2- Hükümeti kurma görevi alan Ak Parti'nin Genel Başkanı Ahmet Davutoğlu, istisnasız tüm partilere gidip koalisyon görüşmesi yapmadı mı? Yaptı.
3- AK Parti'nin kapısını çaldığı CHP, MHP ve HDP, kırmızı çizgilerini, koalisyonla alakasız taleplerini bir yana bırakıp hükümet kurmaya yanaştılar mı? Yanaşmadılar.
4- Seçim öncesi fiili ittifak yapan CHP, MHP ve HDP, sayısal olarak mümkün olduğu halde Ak Parti'yi dışarıda bırakan bir hükümet alternatifi sundular mı? Hayır. Siyasi belirsizliği ortadan kaldıracak bu öneriyi yapsalar kim ne diyebilirdi? Kimse.

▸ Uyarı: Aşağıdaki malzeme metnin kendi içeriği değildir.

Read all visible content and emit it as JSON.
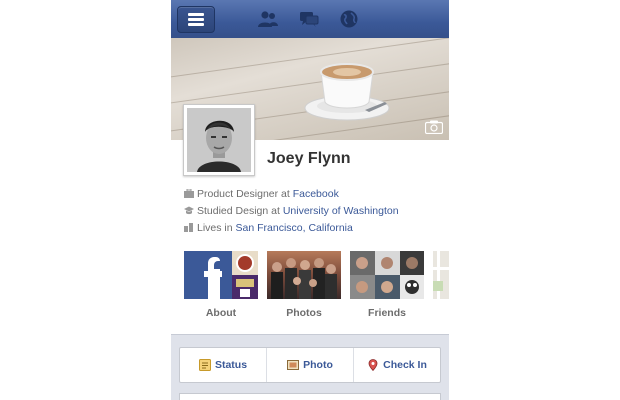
{
  "profile": {
    "name": "Joey Flynn"
  },
  "info": [
    {
      "prefix": "Product Designer at ",
      "link": "Facebook",
      "icon": "briefcase-icon"
    },
    {
      "prefix": "Studied Design at ",
      "link": "University of Washington",
      "icon": "graduation-cap-icon"
    },
    {
      "prefix": "Lives in ",
      "link": "San Francisco, California",
      "icon": "city-icon"
    }
  ],
  "tiles": [
    {
      "label": "About"
    },
    {
      "label": "Photos"
    },
    {
      "label": "Friends"
    }
  ],
  "composer": {
    "status_label": "Status",
    "photo_label": "Photo",
    "checkin_label": "Check In"
  },
  "icons": {
    "menu": "menu-icon",
    "friend_requests": "friends-icon",
    "messages": "messages-icon",
    "notifications": "globe-icon",
    "cover_camera": "camera-icon"
  },
  "colors": {
    "brand_blue": "#3b5998",
    "text_gray": "#6d6d6d",
    "name_text": "#333333"
  }
}
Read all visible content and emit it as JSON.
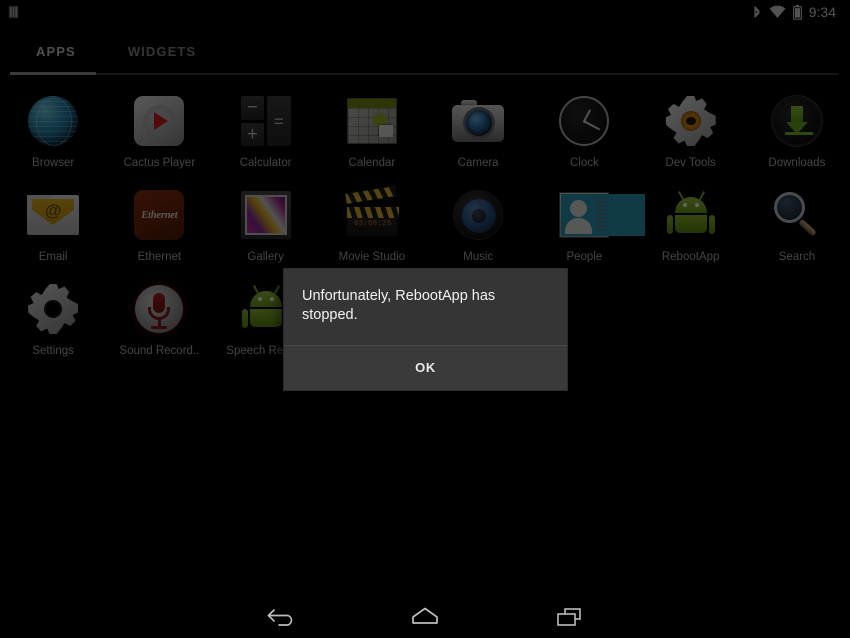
{
  "status_bar": {
    "notification_icon": "notification-bars-icon",
    "bluetooth_icon": "bluetooth-icon",
    "wifi_icon": "wifi-icon",
    "battery_icon": "battery-icon",
    "time": "9:34"
  },
  "tabs": [
    {
      "label": "APPS",
      "active": true
    },
    {
      "label": "WIDGETS",
      "active": false
    }
  ],
  "apps": [
    {
      "label": "Browser",
      "icon": "browser-globe-icon"
    },
    {
      "label": "Cactus Player",
      "icon": "cactus-player-icon"
    },
    {
      "label": "Calculator",
      "icon": "calculator-icon"
    },
    {
      "label": "Calendar",
      "icon": "calendar-icon"
    },
    {
      "label": "Camera",
      "icon": "camera-icon"
    },
    {
      "label": "Clock",
      "icon": "clock-icon"
    },
    {
      "label": "Dev Tools",
      "icon": "dev-tools-gear-icon"
    },
    {
      "label": "Downloads",
      "icon": "downloads-arrow-icon"
    },
    {
      "label": "Email",
      "icon": "email-envelope-icon"
    },
    {
      "label": "Ethernet",
      "icon": "ethernet-icon"
    },
    {
      "label": "Gallery",
      "icon": "gallery-photo-icon"
    },
    {
      "label": "Movie Studio",
      "icon": "movie-studio-clapperboard-icon"
    },
    {
      "label": "Music",
      "icon": "music-speaker-icon"
    },
    {
      "label": "People",
      "icon": "people-contact-card-icon"
    },
    {
      "label": "RebootApp",
      "icon": "android-robot-icon"
    },
    {
      "label": "Search",
      "icon": "search-magnifier-icon"
    },
    {
      "label": "Settings",
      "icon": "settings-gear-icon"
    },
    {
      "label": "Sound Record..",
      "icon": "sound-recorder-mic-icon"
    },
    {
      "label": "Speech Recor..",
      "icon": "android-robot-icon"
    }
  ],
  "calculator_keys": {
    "minus": "−",
    "plus": "+",
    "equals": "="
  },
  "ethernet_icon_text": "Ethernet",
  "movie_studio_timecode": "03:08:25",
  "dialog": {
    "message": "Unfortunately, RebootApp has stopped.",
    "buttons": [
      {
        "label": "OK"
      }
    ]
  },
  "nav_bar": {
    "back_icon": "back-arrow-icon",
    "home_icon": "home-icon",
    "recents_icon": "recent-apps-icon"
  },
  "colors": {
    "background": "#000000",
    "dialog_bg": "#353535",
    "tab_active": "#cfcfcf",
    "tab_inactive": "#8c8c8c",
    "label": "#b4b4b4"
  }
}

5- 7 Haziran'ın ardından hükümet kurulması için azami süre koalisyon görüşmeleriyle geçirildi mi? Geçirildi. Anayasada, Cumhurbaşkanının koalisyon görüşmeleri için seçimlerden birinci çıkan parti başaramazsa, 2. ya da 3. partiye aynı görevi vermesi gerektiğine dair bir madde var mı? Yok. Kaldı ki, Davutoğlu'nun götürdüğü koalisyon kurma teklifini reddeden Kılıçdaroğlu'nun, Cumhurbaşkanı tarafından görevlendirilmesi halinde değişen ne olacak? Cevap yok.
6- Bu durumda anayasa ne öngörüyor? Ülkeyi sandığa götürecek bir seçim hükümeti kurulmasını, değil mi? Evet.